Implementing these traits allows us to provide our BufList
type to hyper
as
body data when forwarding the request. Although the byte buffers are not
contiguous in memory, we can still send them on the network with a single
system call by using
vectored writes.
Retrying requests
Now that we have an efficient strategy for buffering body data, how do we
actually retry requests? First, we wrote a new type, called
ReplayBody
,
that implements http-body
’s
Body
trait.
A ReplayBody
exists in one of two states: it is either receiving the initial
request body from the client or playing back a buffered body for a retry. When
we are receiving the initial body from the client, we lazily append each chunk
to a BufList
while forwarding that data to the server. If the request fails
and we have to retry it, we switch to the “replay” state and play back the data
buffered in the BufList
. After replaying from the buffer, if the original
request body has not completed (i.e. the server returned an error before we
received the end of the body), we can switch back to the initial state, and
continue forwarding from the received body while buffering new data. This means
that from the client’s perspective, everything is fine — the retry is performed
completely transparently, even when the body has not yet completed.
Next, we need to determine whether a given request can be retried. The
proxy already has logic for determining whether a request is retryable based
on the
ServiceProfile
configuration
and retry budget. Previously, that logic would always determine requests that
have bodies to be non-retryable. All we do is modify this logic to allow
retrying requests with bodies. To avoid potentially unbounded buffering,
we set a maximum Content-Length
that the proxy will buffer for retries.
Requests with Content-Length
headers over 64 KB are never considered
retryable.
Additionally, as a safeguard against situations where the Content-Length
header
is incorrect and the body is longer than its advertised length, we added a
check in the ReplayBody
type that stops buffering if the buffer ever exceeds
the limit. If this occurs, any previously buffered data is discarded and
the request will no longer be retried. This means that the proxy cannot run
out of memory due to a bug in the client, or a malicious request from the
outside world.
Summary
Retries are one of Linkerd’s most important reliability features. Before Linkerd 2.11, though, only requests without bodies could be retried, limiting the cases where this feature could be used. In 2.11, however, we added support for retrying requests with bodies.

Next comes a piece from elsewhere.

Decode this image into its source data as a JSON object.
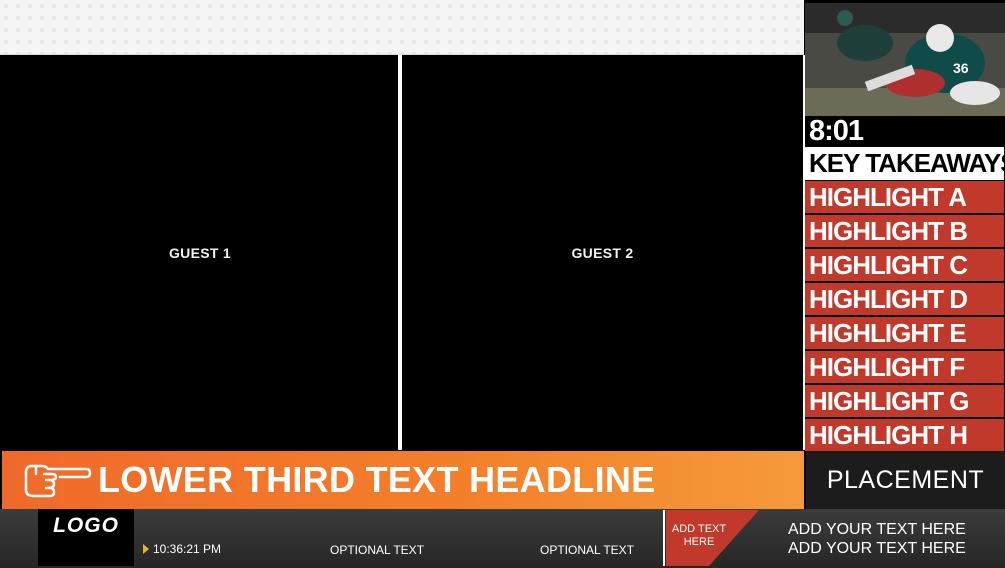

Retrying requests with bodies involves some interesting implementation challenges, especially when we take streaming bodies into consideration.

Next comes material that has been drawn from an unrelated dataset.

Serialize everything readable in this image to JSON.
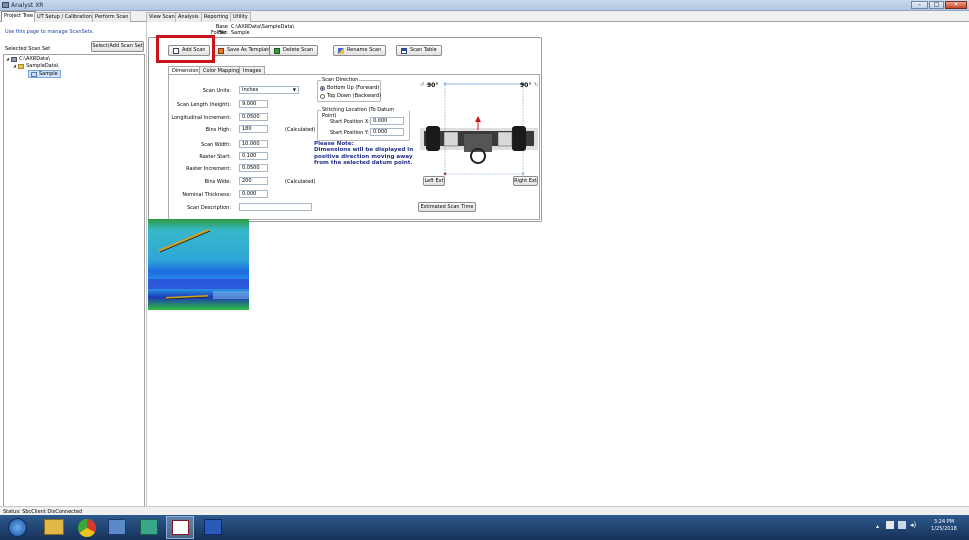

In this post, we looked at how the Linkerd proxy minimizes the performance overhead of buffering request bodies by reducing copying and allocation. We also discussed how the proxy determines which requests can be retried, and some of the edge cases that had to be taken into consideration.
We hope you’re as excited as we are for this new Linkerd feature. You can try it out yourself by upgrading to Linkerd 2.11 (if you haven’t already) and enabling retries on routes with request bodies!